To limit warming below 1.5°C and prevent irreversible damage from climate change, it says the world should be on track to reduce carbon emissions 45 percent by 2030 from 2010 levels, with the sharpest cut being made by the biggest emitters.
With less than 100 days before government leaders meet at the UN COP26 in Glasgow, more than 120 countries, including the US, China and the EU, have pledged to reach net-zero by mid-century. Oxfam suggests their current plans will only achieve a one percent reduction by 2030 from 2010 levels.
In a recent report it noted a 40 percent rise in global food prices over the past year and says mass tree planting could see global food prices surge 80 percent by 2050.

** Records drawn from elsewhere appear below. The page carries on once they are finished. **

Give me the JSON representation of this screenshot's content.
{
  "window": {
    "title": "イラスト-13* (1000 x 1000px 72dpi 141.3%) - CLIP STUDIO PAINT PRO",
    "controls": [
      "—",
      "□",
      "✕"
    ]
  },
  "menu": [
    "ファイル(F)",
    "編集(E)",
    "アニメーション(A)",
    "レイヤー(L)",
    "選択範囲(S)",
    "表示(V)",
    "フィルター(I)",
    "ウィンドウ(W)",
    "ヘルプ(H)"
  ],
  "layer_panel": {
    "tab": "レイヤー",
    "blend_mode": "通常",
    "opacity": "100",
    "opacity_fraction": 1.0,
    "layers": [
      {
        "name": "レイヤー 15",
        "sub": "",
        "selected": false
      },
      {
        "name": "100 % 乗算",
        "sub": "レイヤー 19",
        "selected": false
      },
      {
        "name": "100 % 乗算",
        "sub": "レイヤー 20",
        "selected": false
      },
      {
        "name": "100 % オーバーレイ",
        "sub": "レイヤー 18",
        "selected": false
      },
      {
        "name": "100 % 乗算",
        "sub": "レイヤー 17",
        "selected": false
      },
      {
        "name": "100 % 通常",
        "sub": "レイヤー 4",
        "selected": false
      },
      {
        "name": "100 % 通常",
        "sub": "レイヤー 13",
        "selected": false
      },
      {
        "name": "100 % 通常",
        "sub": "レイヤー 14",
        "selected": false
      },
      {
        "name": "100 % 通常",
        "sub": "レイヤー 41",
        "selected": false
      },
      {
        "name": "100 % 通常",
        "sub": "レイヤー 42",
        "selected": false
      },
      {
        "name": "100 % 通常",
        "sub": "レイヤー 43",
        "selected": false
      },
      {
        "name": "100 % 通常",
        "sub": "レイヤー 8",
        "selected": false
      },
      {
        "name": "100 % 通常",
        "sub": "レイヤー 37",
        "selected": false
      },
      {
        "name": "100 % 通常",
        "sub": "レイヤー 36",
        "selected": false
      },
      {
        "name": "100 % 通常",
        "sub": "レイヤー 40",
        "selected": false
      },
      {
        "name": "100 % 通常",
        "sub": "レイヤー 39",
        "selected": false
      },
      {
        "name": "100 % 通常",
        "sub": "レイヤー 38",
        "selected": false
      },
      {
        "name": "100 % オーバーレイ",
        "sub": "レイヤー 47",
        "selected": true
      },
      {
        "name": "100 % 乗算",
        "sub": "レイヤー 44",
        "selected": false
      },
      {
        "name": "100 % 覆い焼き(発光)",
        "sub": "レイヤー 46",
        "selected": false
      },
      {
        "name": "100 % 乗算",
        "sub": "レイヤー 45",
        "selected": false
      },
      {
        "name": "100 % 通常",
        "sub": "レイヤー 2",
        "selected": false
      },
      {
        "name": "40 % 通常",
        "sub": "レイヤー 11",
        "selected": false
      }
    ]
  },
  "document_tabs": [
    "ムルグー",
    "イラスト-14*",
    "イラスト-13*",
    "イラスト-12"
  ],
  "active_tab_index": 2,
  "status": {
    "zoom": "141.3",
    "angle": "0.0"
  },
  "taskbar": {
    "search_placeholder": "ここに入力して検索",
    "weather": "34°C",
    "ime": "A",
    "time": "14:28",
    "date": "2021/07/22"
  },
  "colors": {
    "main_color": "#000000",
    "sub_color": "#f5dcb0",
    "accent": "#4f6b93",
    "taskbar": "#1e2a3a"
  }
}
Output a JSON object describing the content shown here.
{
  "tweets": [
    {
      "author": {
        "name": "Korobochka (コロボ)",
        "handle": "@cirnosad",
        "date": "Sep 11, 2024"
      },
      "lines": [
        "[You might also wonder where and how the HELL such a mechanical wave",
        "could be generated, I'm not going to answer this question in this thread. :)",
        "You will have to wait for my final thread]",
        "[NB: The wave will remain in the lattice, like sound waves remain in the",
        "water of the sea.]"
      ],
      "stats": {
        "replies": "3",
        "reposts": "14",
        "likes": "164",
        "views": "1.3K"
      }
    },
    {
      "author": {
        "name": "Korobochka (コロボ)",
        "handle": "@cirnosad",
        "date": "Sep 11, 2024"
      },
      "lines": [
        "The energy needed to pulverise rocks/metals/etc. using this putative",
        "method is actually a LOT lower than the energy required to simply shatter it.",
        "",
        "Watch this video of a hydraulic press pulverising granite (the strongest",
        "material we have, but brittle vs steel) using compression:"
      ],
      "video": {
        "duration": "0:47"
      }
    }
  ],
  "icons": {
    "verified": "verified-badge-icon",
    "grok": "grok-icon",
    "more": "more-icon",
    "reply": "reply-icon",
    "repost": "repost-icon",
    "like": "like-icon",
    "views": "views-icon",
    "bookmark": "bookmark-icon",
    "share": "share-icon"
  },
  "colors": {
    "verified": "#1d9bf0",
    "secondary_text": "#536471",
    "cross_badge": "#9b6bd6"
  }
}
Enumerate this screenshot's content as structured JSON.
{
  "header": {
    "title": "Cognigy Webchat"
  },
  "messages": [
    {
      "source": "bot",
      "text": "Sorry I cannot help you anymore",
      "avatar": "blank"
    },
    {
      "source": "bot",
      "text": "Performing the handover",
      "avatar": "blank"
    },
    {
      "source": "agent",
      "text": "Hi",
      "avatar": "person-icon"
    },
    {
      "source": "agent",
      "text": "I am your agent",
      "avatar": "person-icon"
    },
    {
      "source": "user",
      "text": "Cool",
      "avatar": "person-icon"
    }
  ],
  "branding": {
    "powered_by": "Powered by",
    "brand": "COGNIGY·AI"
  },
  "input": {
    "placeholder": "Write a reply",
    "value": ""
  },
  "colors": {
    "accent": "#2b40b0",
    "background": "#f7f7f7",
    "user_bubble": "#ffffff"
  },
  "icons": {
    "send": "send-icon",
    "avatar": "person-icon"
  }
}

“Nature and land-based carbon removal schemes are an important part of the mix of efforts needed to stop global emissions, but they must be pursued in a much more cautious way,” explained Nafkote Dabi, Climate Change Lead for Oxfam International. “Under current plans, there is simply not enough land in the world to realize them all. They could instead spark even more hunger, land grabs and human rights abuses, while polluters use them as an alibi to keep polluting.”
Oxfam is calling on governments prior to the November UN summit to take the following action:
• Adopt a much stronger focus on cutting carbon emissions by 2030 to avoid inevitable climate breakdown.
• Prioritizes ambitious climate action by the G20 to ensure global heating is kept below 1.5°C.
• Companies must cut emissions in their own operations and supply chains now. The fossil fuel industry cannot use net zero as a prop for continuing business as usual.
• Establish transparent targets that distinguish between reducing and removing carbon and avoid blurring the boundaries with short-term (2030), medium- (2040) and long-term targets.
• Land use must ensure zero hunger. Where land is used for climate mitigation, nature-based solutions must strengthen the rights and livelihoods of local communities and protect ecosystems.